In 1725, he then moved to Cologne, Germany and the Aqua Coloniensis, “Eau de Cologne” as it was named, became very successful all over Europe. In 1760, it was introduced to France. Madame Du Barry introduced it to the French court as a toilet perfume. Jean-Paul was succeeded by three nephews, the Farina brothers. It was promoted as medicinal and was drunk as a tonic well as worn as a fragrance.
When ingested it was supposed to cure nausea, vomiting, difficult digestion and dyspepsia; ulcer and gastric hyperacidity; hepatic insufficiencies; fever; rheumatisms; scurvy; spasms, colics and intestinal infections; even against intestinal parasites … and impotence. Essential oils that compose it are effectively powerful recognized antiseptics.

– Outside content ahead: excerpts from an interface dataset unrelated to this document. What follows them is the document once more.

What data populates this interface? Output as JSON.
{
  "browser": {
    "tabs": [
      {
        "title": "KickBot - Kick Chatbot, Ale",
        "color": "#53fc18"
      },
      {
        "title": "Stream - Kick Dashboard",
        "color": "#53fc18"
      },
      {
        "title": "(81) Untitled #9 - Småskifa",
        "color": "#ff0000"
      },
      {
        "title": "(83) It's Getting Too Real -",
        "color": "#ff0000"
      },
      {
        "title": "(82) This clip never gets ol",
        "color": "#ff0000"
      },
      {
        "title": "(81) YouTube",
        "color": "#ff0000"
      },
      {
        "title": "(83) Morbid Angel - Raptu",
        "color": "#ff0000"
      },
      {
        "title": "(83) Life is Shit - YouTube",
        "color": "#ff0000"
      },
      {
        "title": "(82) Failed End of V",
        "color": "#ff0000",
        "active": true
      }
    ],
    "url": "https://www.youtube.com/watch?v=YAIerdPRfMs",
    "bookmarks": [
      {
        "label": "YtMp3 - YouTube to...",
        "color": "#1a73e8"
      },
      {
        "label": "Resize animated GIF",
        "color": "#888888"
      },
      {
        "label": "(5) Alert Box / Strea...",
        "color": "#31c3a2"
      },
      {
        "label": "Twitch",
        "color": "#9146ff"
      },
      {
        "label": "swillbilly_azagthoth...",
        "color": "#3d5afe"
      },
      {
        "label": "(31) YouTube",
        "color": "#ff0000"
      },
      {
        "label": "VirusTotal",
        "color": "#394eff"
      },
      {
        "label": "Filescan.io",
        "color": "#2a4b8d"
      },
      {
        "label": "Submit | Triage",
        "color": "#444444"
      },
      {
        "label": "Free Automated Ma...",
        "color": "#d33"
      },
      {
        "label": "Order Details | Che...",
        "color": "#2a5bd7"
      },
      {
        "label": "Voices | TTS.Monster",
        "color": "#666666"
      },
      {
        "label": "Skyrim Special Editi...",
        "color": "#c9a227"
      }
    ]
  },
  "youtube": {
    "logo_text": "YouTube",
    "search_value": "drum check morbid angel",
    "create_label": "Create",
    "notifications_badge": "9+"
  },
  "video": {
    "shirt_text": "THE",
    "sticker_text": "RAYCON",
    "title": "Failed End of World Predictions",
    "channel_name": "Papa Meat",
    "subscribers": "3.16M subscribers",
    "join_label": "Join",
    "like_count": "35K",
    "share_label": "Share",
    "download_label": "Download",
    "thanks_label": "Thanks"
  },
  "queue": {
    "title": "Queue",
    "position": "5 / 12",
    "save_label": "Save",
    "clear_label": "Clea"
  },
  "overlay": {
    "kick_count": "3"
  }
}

When applied to the body it was supposed to work as an antiseptic, healing and anti-pruriginous remedy; as muscular stimulant and venous tonic; against insects bites and disagreeable effects of the perspiration. Equally, as antiseptic of respiratory tracts by inhalation of essential oils volatilized at the contact of the skin. The “Eau de Cologne” was then, much more than a simple perfume, the basic component of a personal pharmacy.

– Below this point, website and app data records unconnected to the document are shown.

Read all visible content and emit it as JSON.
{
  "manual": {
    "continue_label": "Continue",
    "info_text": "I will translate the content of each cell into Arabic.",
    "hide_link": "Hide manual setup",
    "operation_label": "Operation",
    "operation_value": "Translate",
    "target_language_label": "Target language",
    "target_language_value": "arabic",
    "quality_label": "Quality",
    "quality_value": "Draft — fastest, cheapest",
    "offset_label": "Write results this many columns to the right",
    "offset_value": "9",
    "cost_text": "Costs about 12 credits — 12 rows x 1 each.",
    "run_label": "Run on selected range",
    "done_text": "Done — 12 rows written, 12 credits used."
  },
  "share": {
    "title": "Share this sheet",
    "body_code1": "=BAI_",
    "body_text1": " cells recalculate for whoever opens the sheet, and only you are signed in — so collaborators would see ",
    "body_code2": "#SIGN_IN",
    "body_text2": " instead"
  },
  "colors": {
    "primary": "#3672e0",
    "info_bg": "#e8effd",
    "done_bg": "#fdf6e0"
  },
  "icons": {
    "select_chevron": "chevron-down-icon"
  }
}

In 1806 a descendant, Johann Maria Farina (Jean-Marie Farina) inherits formula and opened the Jean Marie Farina perfumery in rue du Faubourg-St-Honore, Paris. The fragrance was now being promoted as a personal fragrance rather than a medicinal tonic.
In 1840 sells business to Leonce Collas of Goet et Rifflard, who in 1862 transfers it to his two cousins, Armand Roger and Charles Gallet.